Common Defects in Copper Casting
The metal casting process has changed little in the thousands of years since its original invention. Today’s copper casting companies have invented new machines and casting materials that make the process easier and defects less likely, but in the end, the overall casting process remains the same. First, the copper is melted, then poured into a mold and allowed to harden. After the metal hardens, it is removed from the mold and polished and modified until it reaches the desired shape, texture, and brightness.
In copper casting, some defects are normal and can occur even in the most precise machines and with the most talented operators. Here are some of the most common defects you may find copper casting companies make during the casting process:
Porosity: This defect occurs when bubbles form on the metal after it cools. It is possible to prevent this defect by melting the copper in a vacuum or by keeping melting temperatures as low as possible.
Shrinking: Shrinking naturally occurs as the metal hardens. However, defects occur when the metal shrinks unevenly. This often occurs when the cast is unevenly heated, or has hot or cold spots on the mold. This can be prevented by ensuring the mold and metal retain an even heat and cool evenly until the metal is solid.

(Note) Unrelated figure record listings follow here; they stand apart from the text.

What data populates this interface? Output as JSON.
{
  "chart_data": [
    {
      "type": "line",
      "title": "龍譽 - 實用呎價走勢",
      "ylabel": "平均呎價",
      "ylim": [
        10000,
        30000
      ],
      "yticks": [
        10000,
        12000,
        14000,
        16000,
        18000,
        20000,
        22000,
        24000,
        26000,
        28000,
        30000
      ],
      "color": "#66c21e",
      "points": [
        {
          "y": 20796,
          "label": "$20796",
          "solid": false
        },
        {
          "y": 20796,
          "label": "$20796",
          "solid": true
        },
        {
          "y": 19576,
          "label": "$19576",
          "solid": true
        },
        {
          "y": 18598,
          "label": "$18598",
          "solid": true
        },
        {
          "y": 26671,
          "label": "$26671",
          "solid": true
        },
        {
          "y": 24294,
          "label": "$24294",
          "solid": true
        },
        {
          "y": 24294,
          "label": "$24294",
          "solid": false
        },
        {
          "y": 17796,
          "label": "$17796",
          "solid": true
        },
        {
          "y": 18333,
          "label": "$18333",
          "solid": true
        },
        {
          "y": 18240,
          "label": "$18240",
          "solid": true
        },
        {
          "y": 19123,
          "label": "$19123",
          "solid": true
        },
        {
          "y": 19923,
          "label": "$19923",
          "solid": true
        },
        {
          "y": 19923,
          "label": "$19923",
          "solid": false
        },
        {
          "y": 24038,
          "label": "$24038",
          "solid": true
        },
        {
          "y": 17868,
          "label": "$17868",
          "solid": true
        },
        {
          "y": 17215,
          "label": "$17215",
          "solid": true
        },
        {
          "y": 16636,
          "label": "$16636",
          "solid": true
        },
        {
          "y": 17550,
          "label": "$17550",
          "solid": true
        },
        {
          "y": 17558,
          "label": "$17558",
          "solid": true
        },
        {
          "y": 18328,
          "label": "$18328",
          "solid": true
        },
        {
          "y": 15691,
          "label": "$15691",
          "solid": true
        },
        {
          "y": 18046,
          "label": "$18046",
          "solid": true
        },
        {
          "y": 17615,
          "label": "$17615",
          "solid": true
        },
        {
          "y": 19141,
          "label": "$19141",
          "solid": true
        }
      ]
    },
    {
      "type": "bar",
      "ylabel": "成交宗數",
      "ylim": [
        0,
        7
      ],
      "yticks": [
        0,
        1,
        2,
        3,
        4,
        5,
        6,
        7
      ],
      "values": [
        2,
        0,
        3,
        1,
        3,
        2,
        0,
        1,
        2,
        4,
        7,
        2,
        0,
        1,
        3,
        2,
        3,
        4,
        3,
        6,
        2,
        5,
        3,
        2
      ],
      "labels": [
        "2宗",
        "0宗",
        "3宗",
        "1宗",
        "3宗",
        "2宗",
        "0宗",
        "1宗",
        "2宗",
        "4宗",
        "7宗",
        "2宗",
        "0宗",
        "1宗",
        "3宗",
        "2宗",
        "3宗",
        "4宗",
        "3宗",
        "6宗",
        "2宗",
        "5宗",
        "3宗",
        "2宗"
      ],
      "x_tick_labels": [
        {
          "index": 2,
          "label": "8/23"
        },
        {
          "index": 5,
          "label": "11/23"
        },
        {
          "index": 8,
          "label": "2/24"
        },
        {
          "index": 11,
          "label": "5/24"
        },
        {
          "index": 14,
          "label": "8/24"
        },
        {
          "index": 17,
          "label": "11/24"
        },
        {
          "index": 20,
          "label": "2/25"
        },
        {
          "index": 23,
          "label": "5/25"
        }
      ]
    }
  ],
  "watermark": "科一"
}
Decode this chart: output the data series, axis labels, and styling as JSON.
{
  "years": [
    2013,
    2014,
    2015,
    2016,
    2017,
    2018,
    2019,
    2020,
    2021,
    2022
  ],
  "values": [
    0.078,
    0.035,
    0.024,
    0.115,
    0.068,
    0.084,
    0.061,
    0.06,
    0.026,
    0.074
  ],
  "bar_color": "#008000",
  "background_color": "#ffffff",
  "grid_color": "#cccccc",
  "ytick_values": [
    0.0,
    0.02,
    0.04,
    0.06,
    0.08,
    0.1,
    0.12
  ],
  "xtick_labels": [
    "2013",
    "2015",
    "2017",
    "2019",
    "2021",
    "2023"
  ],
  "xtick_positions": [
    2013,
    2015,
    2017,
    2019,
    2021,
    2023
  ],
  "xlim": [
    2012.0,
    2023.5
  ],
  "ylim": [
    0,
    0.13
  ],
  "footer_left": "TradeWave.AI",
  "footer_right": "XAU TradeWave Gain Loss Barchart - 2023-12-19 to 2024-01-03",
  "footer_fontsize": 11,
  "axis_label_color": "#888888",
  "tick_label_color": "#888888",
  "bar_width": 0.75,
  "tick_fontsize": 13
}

Mold defects: These defects occur due to problems with the mold. This can happen if the metal does not fill the mold properly, or if metal does not fuse together. If the mold itself has cracks or other problems it will also cause defects. Usually, it is possible to fix this problem by ensuring the mold is stable and that the metal is poured evenly into the mold.
Metallurgical defects: These defects occur with cracks due to uneven heating or spots of metal that are much harder than the rest due to uneven cooling. Keeping the mold at an even temperature can eliminate these defects.